Auf den Börsengang der Telekom folgten im Juni 1999 und im Juni 2000 weitere Tranchen - die zweite in Form einer Kapitalerhöhung und die dritte aus dem Bestand des Bundes. Bei der Platzierung der letzten Tranche kündigte sich bereits an, dass der Höhenflug der Telekom-Titel beendet ist. Dennoch zog der Bund die Emission durch, die ihm brutto 15 Mrd. Euro einbrachte. Durch die Beteiligung des Bundes sieht der private Anleger den Kursverfall der Telekom mit anderen Augen als bei anderen Unternehmen. Kleinaktionärsvertreter Labryga beschreibt das folgendermaßen: "Die Klage des einen Aktionärs bezieht sich darauf, dass der Bund gewisse Garantien
übernimmt." Damit stellt sich die Frage, ob die Bundesregierung in ihrer Privatisierungspolitik einen Fehler gemacht hat. Sie ist auf die gute Stimmung unter den Privatanlegern angewiesen, weil sie Anfang November einen weiteren Staatsbetrieb, die Deutsche Post, teilprivatisieren will.
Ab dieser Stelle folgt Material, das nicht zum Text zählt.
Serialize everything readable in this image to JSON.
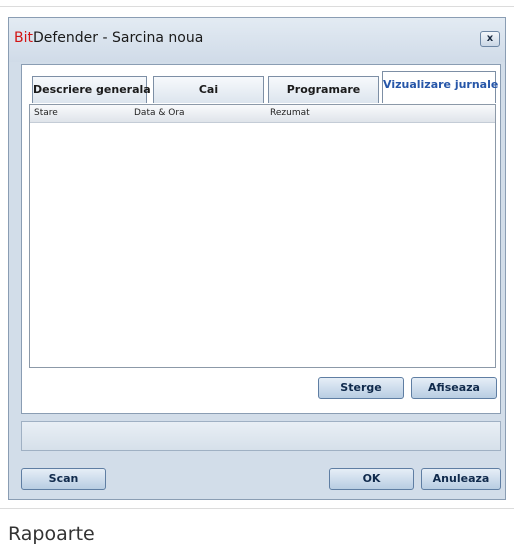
{
  "window": {
    "title_brand": "Bit",
    "title_rest": "Defender - Sarcina noua",
    "close_label": "x"
  },
  "tabs": [
    {
      "label": "Descriere generala"
    },
    {
      "label": "Cai"
    },
    {
      "label": "Programare"
    },
    {
      "label": "Vizualizare jurnale"
    }
  ],
  "log_list": {
    "columns": [
      "Stare",
      "Data & Ora",
      "Rezumat"
    ],
    "rows": []
  },
  "panel_buttons": {
    "delete_label": "Sterge",
    "show_label": "Afiseaza"
  },
  "footer_buttons": {
    "scan_label": "Scan",
    "ok_label": "OK",
    "cancel_label": "Anuleaza"
  },
  "caption": "Rapoarte"
}
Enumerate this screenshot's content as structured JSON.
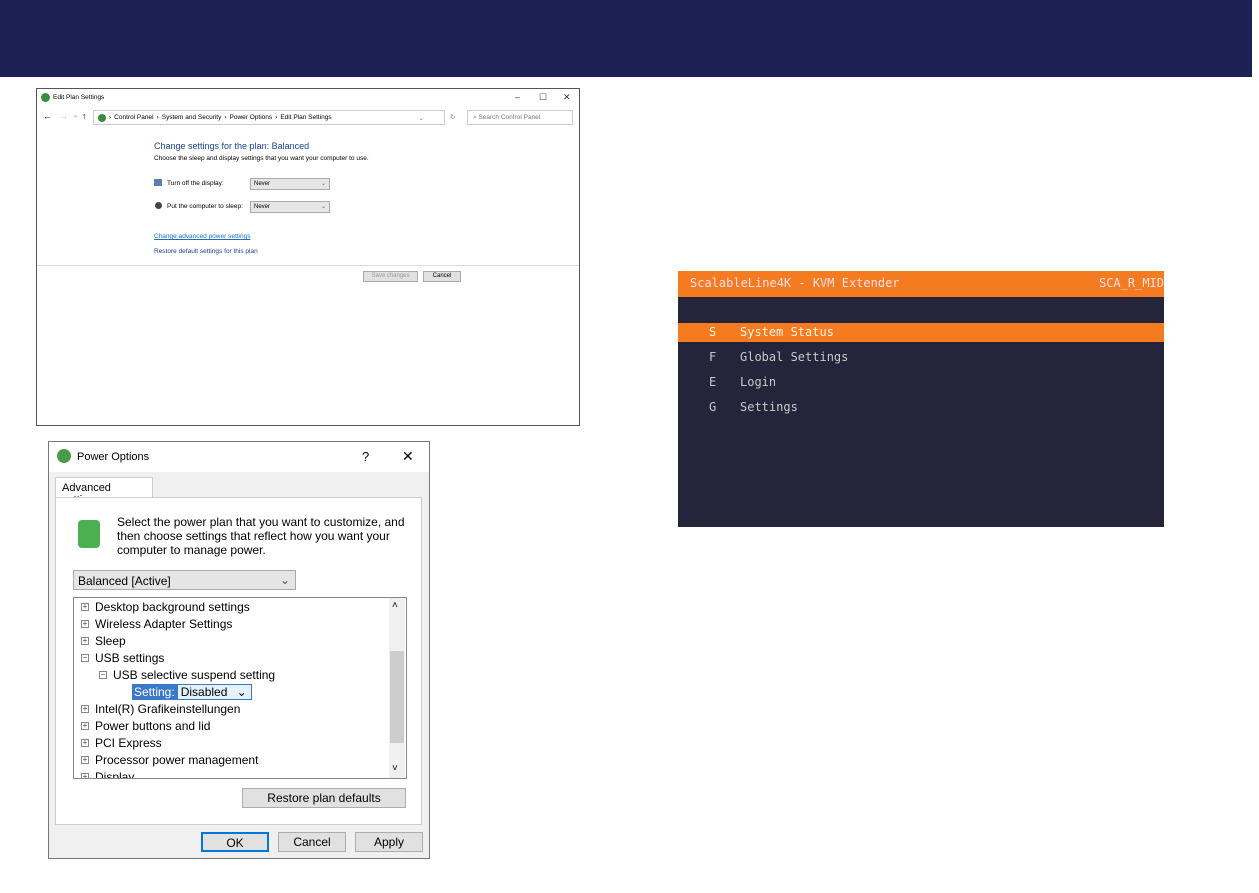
{
  "edit_plan": {
    "title": "Edit Plan Settings",
    "breadcrumb": [
      "Control Panel",
      "System and Security",
      "Power Options",
      "Edit Plan Settings"
    ],
    "search_placeholder": "Search Control Panel",
    "heading": "Change settings for the plan: Balanced",
    "subheading": "Choose the sleep and display settings that you want your computer to use.",
    "display_label": "Turn off the display:",
    "display_value": "Never",
    "sleep_label": "Put the computer to sleep:",
    "sleep_value": "Never",
    "advanced_link": "Change advanced power settings",
    "restore_link": "Restore default settings for this plan",
    "save": "Save changes",
    "cancel": "Cancel"
  },
  "power_options": {
    "title": "Power Options",
    "help": "?",
    "tab": "Advanced settings",
    "intro": "Select the power plan that you want to customize, and then choose settings that reflect how you want your computer to manage power.",
    "plan": "Balanced [Active]",
    "items": [
      {
        "label": "Desktop background settings",
        "sym": "+"
      },
      {
        "label": "Wireless Adapter Settings",
        "sym": "+"
      },
      {
        "label": "Sleep",
        "sym": "+"
      },
      {
        "label": "USB settings",
        "sym": "−"
      },
      {
        "label": "USB selective suspend setting",
        "sym": "−"
      },
      {
        "label": "Intel(R) Grafikeinstellungen",
        "sym": "+"
      },
      {
        "label": "Power buttons and lid",
        "sym": "+"
      },
      {
        "label": "PCI Express",
        "sym": "+"
      },
      {
        "label": "Processor power management",
        "sym": "+"
      },
      {
        "label": "Display",
        "sym": "+"
      }
    ],
    "setting_label": "Setting:",
    "setting_value": "Disabled",
    "restore": "Restore plan defaults",
    "ok": "OK",
    "cancel": "Cancel",
    "apply": "Apply"
  },
  "kvm": {
    "title": "ScalableLine4K - KVM Extender",
    "device": "SCA_R_MID",
    "menu": [
      {
        "key": "S",
        "label": "System Status"
      },
      {
        "key": "F",
        "label": "Global Settings"
      },
      {
        "key": "E",
        "label": "Login"
      },
      {
        "key": "G",
        "label": "Settings"
      }
    ],
    "selected": 0,
    "accent": "#f47b20",
    "bg": "#26243a"
  }
}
Das Bundesfinanzministerium lehnte eine Stellungnahme zu dem Thema ab. Ein Sprecher erklärte, die Regierung kommentiere nicht die Kursentwicklung von Unternehmen, an denen sie beteiligt sei. In den politischen Reihen werden allerdings die ersten kritischen Stimmen laut.
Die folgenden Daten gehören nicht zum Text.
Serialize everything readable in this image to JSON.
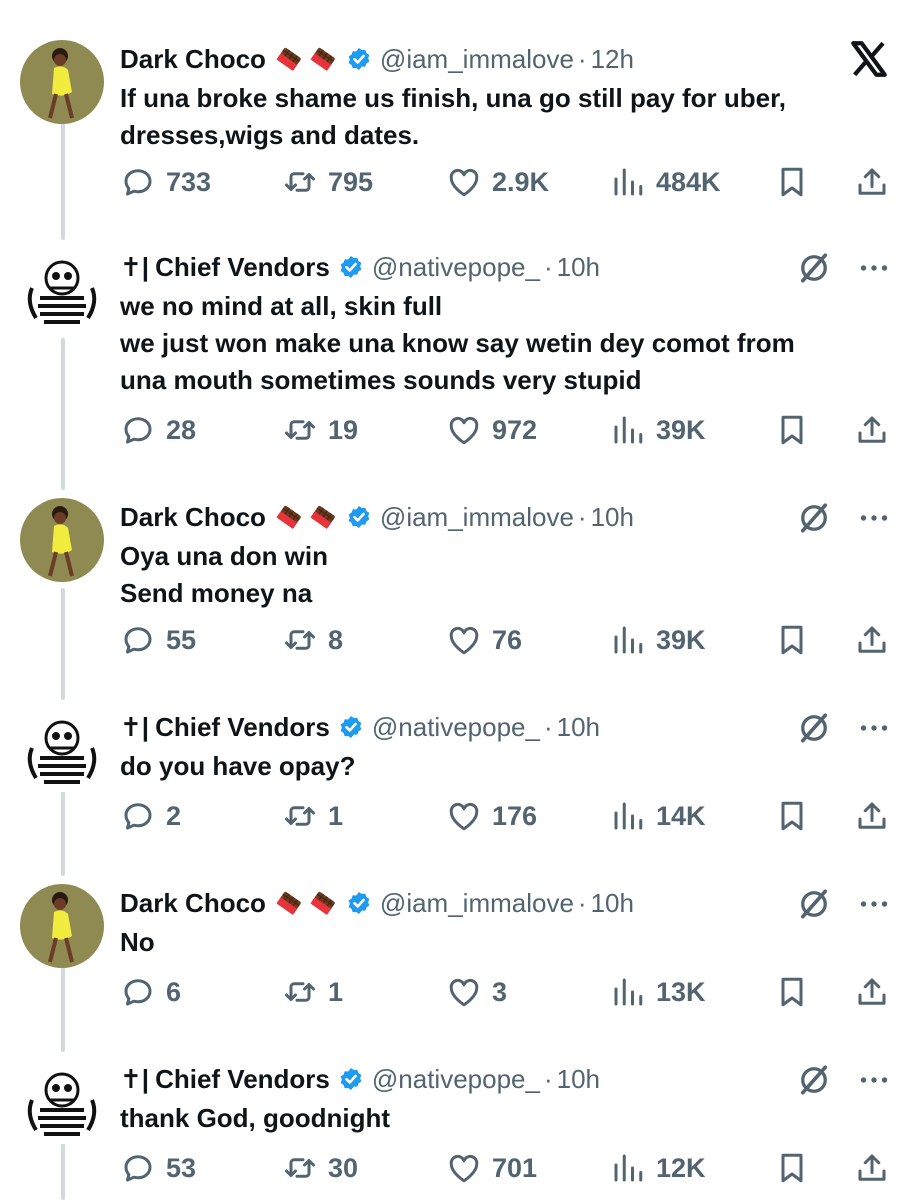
{
  "tweets": [
    {
      "name": "Dark Choco",
      "prefix": "",
      "handle": "@iam_immalove",
      "time": "12h",
      "lines": [
        "If una broke shame us finish, una go still pay for uber,",
        "dresses,wigs and dates."
      ],
      "replies": "733",
      "reposts": "795",
      "likes": "2.9K",
      "views": "484K",
      "corner": "x-logo"
    },
    {
      "name": "Chief Vendors",
      "prefix": "✝|",
      "handle": "@nativepope_",
      "time": "10h",
      "lines": [
        "we no mind at all, skin full",
        "we just won make una know say wetin dey comot from",
        "una mouth sometimes sounds very stupid"
      ],
      "replies": "28",
      "reposts": "19",
      "likes": "972",
      "views": "39K",
      "corner": "grok"
    },
    {
      "name": "Dark Choco",
      "prefix": "",
      "handle": "@iam_immalove",
      "time": "10h",
      "lines": [
        "Oya una don win",
        "Send money na"
      ],
      "replies": "55",
      "reposts": "8",
      "likes": "76",
      "views": "39K",
      "corner": "grok"
    },
    {
      "name": "Chief Vendors",
      "prefix": "✝|",
      "handle": "@nativepope_",
      "time": "10h",
      "lines": [
        "do you have opay?"
      ],
      "replies": "2",
      "reposts": "1",
      "likes": "176",
      "views": "14K",
      "corner": "grok"
    },
    {
      "name": "Dark Choco",
      "prefix": "",
      "handle": "@iam_immalove",
      "time": "10h",
      "lines": [
        "No"
      ],
      "replies": "6",
      "reposts": "1",
      "likes": "3",
      "views": "13K",
      "corner": "grok"
    },
    {
      "name": "Chief Vendors",
      "prefix": "✝|",
      "handle": "@nativepope_",
      "time": "10h",
      "lines": [
        "thank God, goodnight"
      ],
      "replies": "53",
      "reposts": "30",
      "likes": "701",
      "views": "12K",
      "corner": "grok"
    }
  ],
  "icons": {
    "reply": "reply-icon",
    "repost": "repost-icon",
    "like": "heart-icon",
    "views": "views-icon",
    "bookmark": "bookmark-icon",
    "share": "share-icon",
    "more": "more-icon",
    "verified": "verified-badge-icon",
    "emoji": "chocolate-bar-emoji"
  },
  "colors": {
    "text": "#0f1419",
    "muted": "#536471",
    "verified": "#1d9bf0",
    "thread": "#cfd9de"
  }
}
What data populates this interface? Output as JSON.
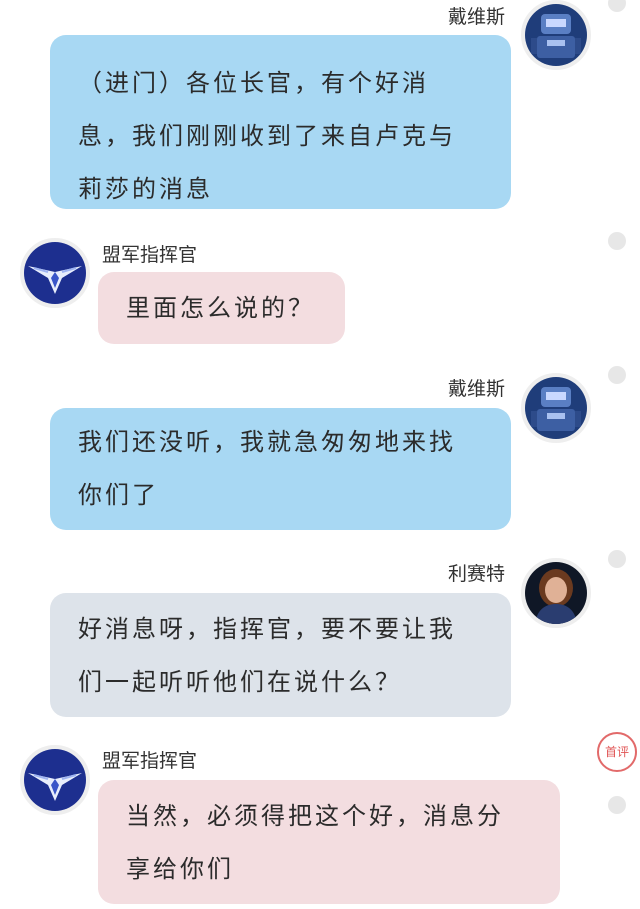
{
  "messages": [
    {
      "sender": "戴维斯",
      "lines": [
        "（进门）各位长官，有个好消",
        "息，我们刚刚收到了来自卢克与",
        "莉莎的消息"
      ]
    },
    {
      "sender": "盟军指挥官",
      "lines": [
        "里面怎么说的？"
      ]
    },
    {
      "sender": "戴维斯",
      "lines": [
        "我们还没听，我就急匆匆地来找",
        "你们了"
      ]
    },
    {
      "sender": "利赛特",
      "lines": [
        "好消息呀，指挥官，要不要让我",
        "们一起听听他们在说什么？"
      ]
    },
    {
      "sender": "盟军指挥官",
      "lines": [
        "当然，必须得把这个好，消息分",
        "享给你们"
      ]
    }
  ],
  "badge": {
    "label": "首评"
  },
  "colors": {
    "blue_bubble": "#a8d8f3",
    "pink_bubble": "#f3dde0",
    "gray_bubble": "#dde3ea"
  },
  "icons": {
    "davis": "robot-avatar-icon",
    "commander": "allied-wings-emblem-icon",
    "lisette": "woman-portrait-avatar"
  }
}
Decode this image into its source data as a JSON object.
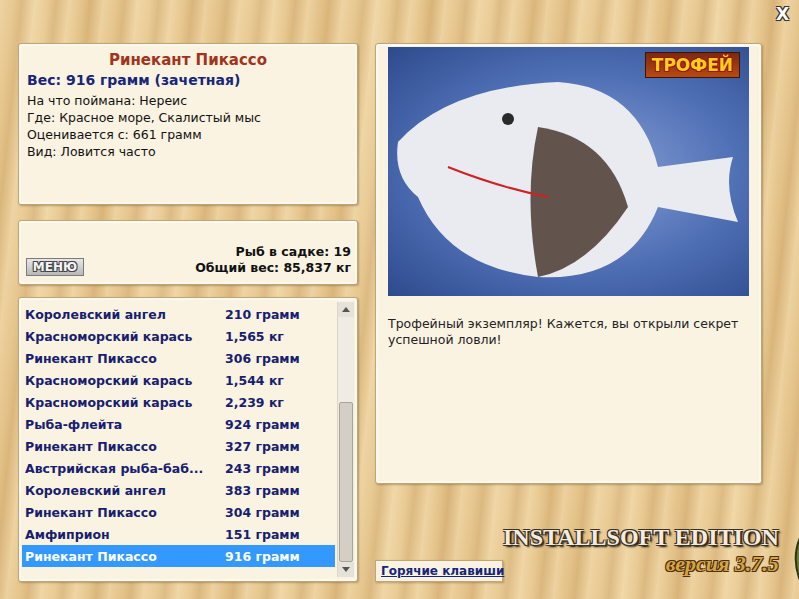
{
  "window": {
    "close": "X"
  },
  "fish_info": {
    "name": "Ринекант Пикассо",
    "weight": "Вес: 916 грамм (зачетная)",
    "details": [
      "На что поймана: Нереис",
      "Где: Красное море, Скалистый мыс",
      "Оценивается с: 661 грамм",
      "Вид: Ловится часто"
    ]
  },
  "menu_button": "МЕНЮ",
  "keepnet": {
    "count": "Рыб в садке: 19",
    "total": "Общий вес: 85,837 кг"
  },
  "catch_list": {
    "scroll_level": 1,
    "rows": [
      {
        "name": "Королевский ангел",
        "weight": "210 грамм",
        "selected": false
      },
      {
        "name": "Красноморский карась",
        "weight": "1,565 кг",
        "selected": false
      },
      {
        "name": "Ринекант Пикассо",
        "weight": "306 грамм",
        "selected": false
      },
      {
        "name": "Красноморский карась",
        "weight": "1,544 кг",
        "selected": false
      },
      {
        "name": "Красноморский карась",
        "weight": "2,239 кг",
        "selected": false
      },
      {
        "name": "Рыба-флейта",
        "weight": "924 грамм",
        "selected": false
      },
      {
        "name": "Ринекант Пикассо",
        "weight": "327 грамм",
        "selected": false
      },
      {
        "name": "Австрийская рыба-баб...",
        "weight": "243 грамм",
        "selected": false
      },
      {
        "name": "Королевский ангел",
        "weight": "383 грамм",
        "selected": false
      },
      {
        "name": "Ринекант Пикассо",
        "weight": "304 грамм",
        "selected": false
      },
      {
        "name": "Амфиприон",
        "weight": "151 грамм",
        "selected": false
      },
      {
        "name": "Ринекант Пикассо",
        "weight": "916 грамм",
        "selected": true
      }
    ]
  },
  "trophy": {
    "badge": "ТРОФЕЙ",
    "message": "Трофейный экземпляр! Кажется, вы открыли секрет успешной ловли!"
  },
  "hotkeys_button": "Горячие клавиши",
  "logo": {
    "title": "INSTALLSOFT EDITION",
    "version": "версия 3.7.5"
  }
}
Der Vorsitzende der CSU-Landesgruppe Michael Glos hat heftige Kritik daran geübt, dass "die Kleinaktionäre Leidtragende des Kursverfalls der T-Aktie” seien. Vor allem die Anleger, die bei der jüngsten Tranche eingestiegen seien, müssten sich jetzt düpiert fühlen, sagte Glos Ende vergangener Woche in Berlin. Der CSU-Politiker stellte einen Zusammenhang zu den Kosten der UMTS-Lizenzen her: Der Bundesfinanzminister freue sich zwar über die Einnahme von rund 100 Mrd.DM aus der UMTS-Auktion, für die Telekom-Gesellschaften sei das aber eine Belastung, die zum Kursverfall beigetragen habe. Glos forderte den Bund auf, die Interessen der Kleinaktionäre stärker zu berücksichtigen.
Uwe Jens, SPD-Abgeordneter und früherer wirtschaftspolitischer Sprecher der Fraktion, ist der Ansicht, dass weder die Bundesregierung noch die Deutsche Telekom bisher Fehler gemacht haben. Nur jetzt müssten beide handeln: "Ich würde schon sagen, dass die Regierung und in erster Linie die Telekom selbst eine gewisse Verpflichtung haben, dass der Aktienkurs nicht ins Bodenlose fällt.
Notfalls muss man Kurspflege durch Rückkäufe betreiben." Die Kursentwicklung der T-Aktie sei weder für die deutsche Aktienkultur noch für die Post-Aktie gut. Die Bundesregierung müsse aufpassen, ihre Klientel nicht zu verprellen. In Anspielung auf den geplanten Börsengang der Deutschen Bahn fügt Jens hinzu: "Die Bundesregierung will auch noch andere Staatsunternehmen an die
Börse bringen."
Stimmen aus dem Markt
Die Aktienhändler suchen die Schuldigen bei den Banken, die die Emission der dritten Telekom-Tranche betreut haben. Der Bund habe nur seine Interessen vertreten. Ein Händler sagte, es sei nicht richtig, auf der Telekom rumzuhacken. "Wenn schon, sollte man die Börsianer kritisieren, die so dumm waren und den Kurs hochgezogen haben. Bei den ersten beiden Tranchen haben die Anleger gut verdient. Sie hatten genügend Zeit, die Aktien zu verkaufen. Viele haben sich einfach blenden lassen von der Kursentwicklung."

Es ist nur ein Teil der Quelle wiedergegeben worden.